Wednesday, November 14, 2012

Atascosa Lookout: Burned to a Crisp

Jake and I did some scouting in the circle today. Neither of us had been to the lookout since the Murphy Complex burn in June 2011, so that was our main target.

But first we had to check out the White Rock Campground area just upstream from Peña Blanca Lake and whip out one of our secret weapons: bird seed. I searched for a good spot to spread a few pounds of mixed grass, red millet, and canola seed where birds would be visible from a short distance, yet close enough to cover that they would come down to the ground with a sense of safety. The location I chose was below the left side of the road (as you're headed west), under a thicket of hackberries, just as you reach the first pipe fence that extends east from the corral at the turnoff into the campground. We birded around here for a bit and discovered two of Atascosa Highland's winter specialties: Hepatic Tanager and Elegant Trogon. There were also lots of Chipping Sparrows, with a few other species, including Dark-eyed Juncos mixed in.

Then we did the hike up to the peak, stopping where there were still some trees. Much of the brush was gone, and most of the juniper-pinyon near the peak completely wiped out. Gone are the Crissal Thrashers and Western Scrub-Jays. Here's a view looking west towards Baboquivari Peak, with the nice woodland at the Sycamore Canyon trailhead just barely visible as a dark area at the far left-center part of the photo. This particular patch of burnt forest was good for wintering Townsend's Warbler and Scott's Oriole, but no longer.

This is up at the very peak looking northeast, with the Santa Rita Mountains in the distance at the far right. The biggest peak on the left is Atascosa Peak, and the sharp one just right of center is Ramanote Peak, both of which are in the circle. Before the fire, the close ridge low center was a dense, impenetrable thicket of manzanita, silktassle, mimosa, oak, pinyon, and juniper. Now it is mostly grassland.

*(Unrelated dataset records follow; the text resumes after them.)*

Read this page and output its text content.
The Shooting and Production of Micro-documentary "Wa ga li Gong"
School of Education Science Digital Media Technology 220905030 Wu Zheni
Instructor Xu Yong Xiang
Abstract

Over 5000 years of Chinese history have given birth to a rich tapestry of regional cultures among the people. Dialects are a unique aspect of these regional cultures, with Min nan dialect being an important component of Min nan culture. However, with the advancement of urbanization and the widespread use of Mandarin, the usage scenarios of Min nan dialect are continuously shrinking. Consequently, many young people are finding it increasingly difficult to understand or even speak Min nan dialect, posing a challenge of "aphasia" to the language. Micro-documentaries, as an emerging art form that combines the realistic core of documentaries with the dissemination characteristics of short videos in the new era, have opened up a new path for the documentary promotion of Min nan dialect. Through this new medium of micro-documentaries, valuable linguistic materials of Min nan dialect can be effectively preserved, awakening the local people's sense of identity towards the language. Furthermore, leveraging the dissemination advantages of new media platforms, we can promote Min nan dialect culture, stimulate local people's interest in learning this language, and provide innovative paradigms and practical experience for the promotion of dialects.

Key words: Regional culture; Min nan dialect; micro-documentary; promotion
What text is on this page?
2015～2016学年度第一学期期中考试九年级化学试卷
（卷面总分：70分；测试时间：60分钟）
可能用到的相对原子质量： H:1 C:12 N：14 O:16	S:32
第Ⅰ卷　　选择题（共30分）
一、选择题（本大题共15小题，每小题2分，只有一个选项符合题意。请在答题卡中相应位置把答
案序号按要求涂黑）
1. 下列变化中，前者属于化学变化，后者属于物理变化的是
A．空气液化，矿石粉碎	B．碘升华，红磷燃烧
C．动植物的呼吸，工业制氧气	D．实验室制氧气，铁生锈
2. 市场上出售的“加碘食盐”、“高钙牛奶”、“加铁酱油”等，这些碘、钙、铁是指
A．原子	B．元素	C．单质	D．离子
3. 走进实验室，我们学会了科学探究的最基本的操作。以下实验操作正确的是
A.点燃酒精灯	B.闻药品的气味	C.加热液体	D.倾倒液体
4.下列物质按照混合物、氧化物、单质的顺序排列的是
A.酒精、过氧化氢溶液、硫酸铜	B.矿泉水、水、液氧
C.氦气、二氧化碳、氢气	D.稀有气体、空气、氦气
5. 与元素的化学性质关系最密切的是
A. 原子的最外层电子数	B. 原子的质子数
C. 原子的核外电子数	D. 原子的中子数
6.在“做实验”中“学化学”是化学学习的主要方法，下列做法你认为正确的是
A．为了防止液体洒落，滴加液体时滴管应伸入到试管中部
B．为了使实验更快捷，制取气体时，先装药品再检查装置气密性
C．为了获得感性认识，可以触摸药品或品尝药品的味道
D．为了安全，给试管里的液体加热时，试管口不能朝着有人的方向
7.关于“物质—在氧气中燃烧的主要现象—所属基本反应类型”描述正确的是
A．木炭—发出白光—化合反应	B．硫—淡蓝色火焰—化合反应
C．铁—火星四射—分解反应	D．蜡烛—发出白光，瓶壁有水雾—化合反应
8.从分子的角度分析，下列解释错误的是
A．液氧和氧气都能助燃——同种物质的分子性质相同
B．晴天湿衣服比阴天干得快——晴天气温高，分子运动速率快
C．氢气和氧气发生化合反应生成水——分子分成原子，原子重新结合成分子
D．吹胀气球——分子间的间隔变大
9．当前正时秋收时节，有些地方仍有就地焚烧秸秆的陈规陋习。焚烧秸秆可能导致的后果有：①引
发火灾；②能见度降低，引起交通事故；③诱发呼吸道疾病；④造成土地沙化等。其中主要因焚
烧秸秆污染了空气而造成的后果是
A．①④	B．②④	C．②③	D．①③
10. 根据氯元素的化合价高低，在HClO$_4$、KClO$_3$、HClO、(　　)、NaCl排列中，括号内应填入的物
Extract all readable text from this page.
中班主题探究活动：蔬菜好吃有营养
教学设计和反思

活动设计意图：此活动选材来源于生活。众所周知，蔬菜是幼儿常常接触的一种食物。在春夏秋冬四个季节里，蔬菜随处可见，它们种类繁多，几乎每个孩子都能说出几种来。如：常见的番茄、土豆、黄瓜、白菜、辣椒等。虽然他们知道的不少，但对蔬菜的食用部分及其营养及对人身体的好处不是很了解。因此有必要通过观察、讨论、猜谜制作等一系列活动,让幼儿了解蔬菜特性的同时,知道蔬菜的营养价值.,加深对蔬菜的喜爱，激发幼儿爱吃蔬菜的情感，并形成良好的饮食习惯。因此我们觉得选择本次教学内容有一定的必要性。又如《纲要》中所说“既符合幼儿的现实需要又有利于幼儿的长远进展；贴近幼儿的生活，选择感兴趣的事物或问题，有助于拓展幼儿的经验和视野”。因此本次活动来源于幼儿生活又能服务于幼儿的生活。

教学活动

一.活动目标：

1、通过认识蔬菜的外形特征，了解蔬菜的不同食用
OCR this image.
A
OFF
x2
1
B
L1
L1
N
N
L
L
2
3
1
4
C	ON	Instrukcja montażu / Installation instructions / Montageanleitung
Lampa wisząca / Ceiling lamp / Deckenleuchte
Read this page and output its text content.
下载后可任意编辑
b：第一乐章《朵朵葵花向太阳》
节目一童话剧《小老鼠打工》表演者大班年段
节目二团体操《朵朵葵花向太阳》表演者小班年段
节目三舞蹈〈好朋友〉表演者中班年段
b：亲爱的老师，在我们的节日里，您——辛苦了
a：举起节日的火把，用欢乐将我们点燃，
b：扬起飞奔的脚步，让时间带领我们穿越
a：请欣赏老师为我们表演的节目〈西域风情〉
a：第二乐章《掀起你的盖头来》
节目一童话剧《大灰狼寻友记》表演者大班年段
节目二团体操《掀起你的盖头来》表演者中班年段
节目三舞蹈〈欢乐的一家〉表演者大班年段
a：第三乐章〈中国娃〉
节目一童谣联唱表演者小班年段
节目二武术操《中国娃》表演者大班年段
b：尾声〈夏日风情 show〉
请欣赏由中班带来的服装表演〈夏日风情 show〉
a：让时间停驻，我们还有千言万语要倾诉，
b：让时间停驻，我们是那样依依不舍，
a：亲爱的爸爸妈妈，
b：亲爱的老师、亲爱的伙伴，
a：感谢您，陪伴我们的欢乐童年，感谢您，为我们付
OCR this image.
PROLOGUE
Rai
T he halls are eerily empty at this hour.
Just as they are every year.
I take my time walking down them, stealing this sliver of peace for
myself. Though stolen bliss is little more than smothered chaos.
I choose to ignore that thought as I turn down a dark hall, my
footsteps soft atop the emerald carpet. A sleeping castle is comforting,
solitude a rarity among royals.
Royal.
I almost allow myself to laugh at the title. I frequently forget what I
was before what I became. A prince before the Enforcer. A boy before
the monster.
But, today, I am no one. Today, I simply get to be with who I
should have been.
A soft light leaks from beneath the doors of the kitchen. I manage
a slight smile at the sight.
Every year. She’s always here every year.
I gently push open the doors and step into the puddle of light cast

The main advantage of the trail is no longer the forest at the top, but it still offers the best access to the upper reaches of Ramanote and Bellota Canyons. I'm hoping this year someone will want to cover these, getting dropped off here and hiking down the canyons to meet up with the crews driving up from below who are covering the lower stretches at the eastern perimeter of the circle. Let me know if you're into such a hike, and I can give some GPS coordinates or even a route.